One of our earliest success stories in education outreach took place in 1991. Called "Reach for the Stars," it was a cooperative effort of the Space Foundation, NASA, Allied-Signal Aerospace Company, the Maricopa County School System (Arizona) and the Annenberg School for Communication. "Reach for the Stars" combined educator professional development; presentations to students by engineers, NASA instructors and astronauts; field trips and guided tours to a "space museum" (albeit a temporary one, set up for just two weeks); hands-on, experiential learning activities for both students and teachers; and a dedicated "super teacher," to prime the pump before "Reach for the Stars," and to keep interest alive after the program's conclusion. Godspeed, and bless you, Pam Ross, wherever you are.

The project report for the Annenberg School was quick to point out that educational outcomes take years and years to materialize, and are extremely difficult to measure. At the same time, by deploying a host of research questionnaires and conducting interviews and observations in the field, it became clear that "Reach for the Stars" had made a huge positive impact upon both the attitudes and classroom behaviors of students and teachers alike. (Interestingly, the study called for an evaluation of participating students in 2011, but provided no mechanism for collecting longitudinal data, or for funding and triggering an assessment in 2011.)

But the Discovery Center, the Internet, and the continuing support of our corporate partners, essentially allow us now to operate a "Reach for the Stars" platform of all the critical components we demonstrated in 1991 -- on an ongoing, rather than temporary, or project-by-project, basis. The technology we are able to bring to bear today, via a unique combination of flexible and specialized learning laboratories, visiting exhibits, museum displays, experiential programs and internet-delivered curriculum and instruction, makes the approach even more powerful. With all those bells and whistles, the core of the effort still comes down to outstanding people -- our amazing, worldwide network of Teacher Liaisons; a cadre of highly supportive former NASA astronauts; our docents and volunteers; and our amazing team of full time Space Education Specialists.

The View From Here is that 30 Years On, Our Commitment to Education Keeps Getting Stronger. We understand the future of our industry, and the future of our country, are at stake. We are uplifted by the voices of the thousands of students and teachers who pass through our care. And we are buoyed by, and grateful for, the support of our partners and donors who actively support our mission, To advance Space Endeavors, to Inspire, Enable and Propel Humanity.
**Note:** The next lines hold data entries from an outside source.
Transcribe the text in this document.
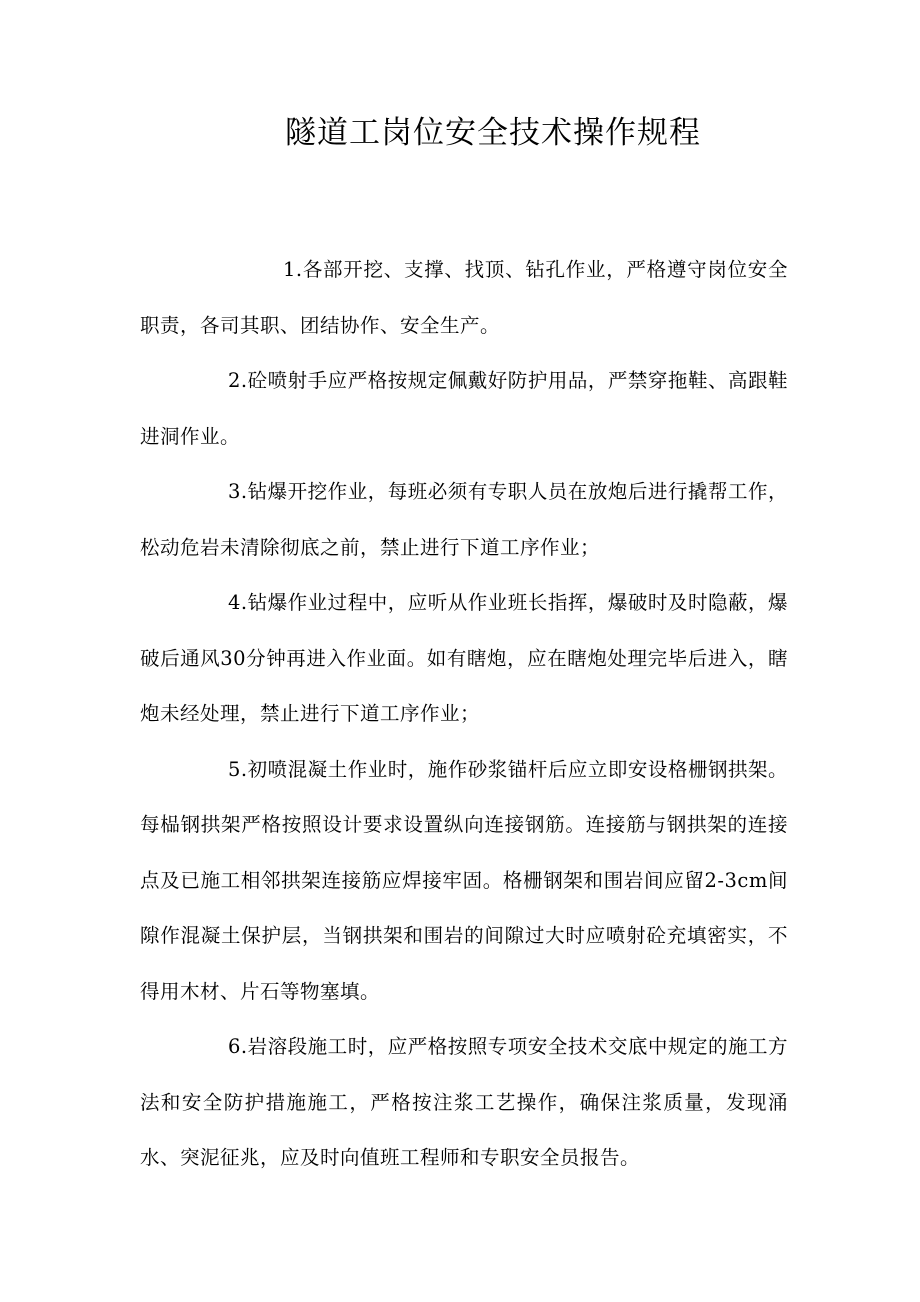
隧道工岗位安全技术操作规程

1.各部开挖、支撑、找顶、钻孔作业，严格遵守岗位安全职责，各司其职、团结协作、安全生产。

2.砼喷射手应严格按规定佩戴好防护用品，严禁穿拖鞋、高跟鞋进洞作业。

3.钻爆开挖作业，每班必须有专职人员在放炮后进行撬帮工作，松动危岩未清除彻底之前，禁止进行下道工序作业；

4.钻爆作业过程中，应听从作业班长指挥，爆破时及时隐蔽，爆破后通风30分钟再进入作业面。如有瞎炮，应在瞎炮处理完毕后进入，瞎炮未经处理，禁止进行下道工序作业；

5.初喷混凝土作业时，施作砂浆锚杆后应立即安设格栅钢拱架。每榀钢拱架严格按照设计要求设置纵向连接钢筋。连接筋与钢拱架的连接点及已施工相邻拱架连接筋应焊接牢固。格栅钢架和围岩间应留2-3cm间隙作混凝土保护层，当钢拱架和围岩的间隙过大时应喷射砼充填密实，不得用木材、片石等物塞填。

6.岩溶段施工时，应严格按照专项安全技术交底中规定的施工方法和安全防护措施施工，严格按注浆工艺操作，确保注浆质量，发现涌水、突泥征兆，应及时向值班工程师和专职安全员报告。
Elliot Holokauahi Pulham Chief Executive Officer

Post Script: All of us in the space industry recognize the vast talents of those who have gone before us, and the degree to which we stand on the shoulders of giants in all that we pursue. Accordingly, I'd like to acknowledge the vision of those who pioneered "Reaching for the Stars," including: Space Foundation President Emeritus Dick MacLeod; Apollo 15 astronaut James Irwin; Pam Ross and Dave Conrad, Allied-Signal; former NASA chief of education programs, Garth Hull; Superintendent Sandra Dowling, Maricopa County Schools; Dr. Peter Clarke, Dean, University of Southern California, Annenberg School for Communication; Robert McCall, Space Artist; Robin Kline, Arizona's Teacher in Space; and others too numerous to mention. Special thanks to Darwyn E. Linder, Ph.D., and Kristin Zierk, Arizona State University, Department of Psychology, for their detailed report on the project.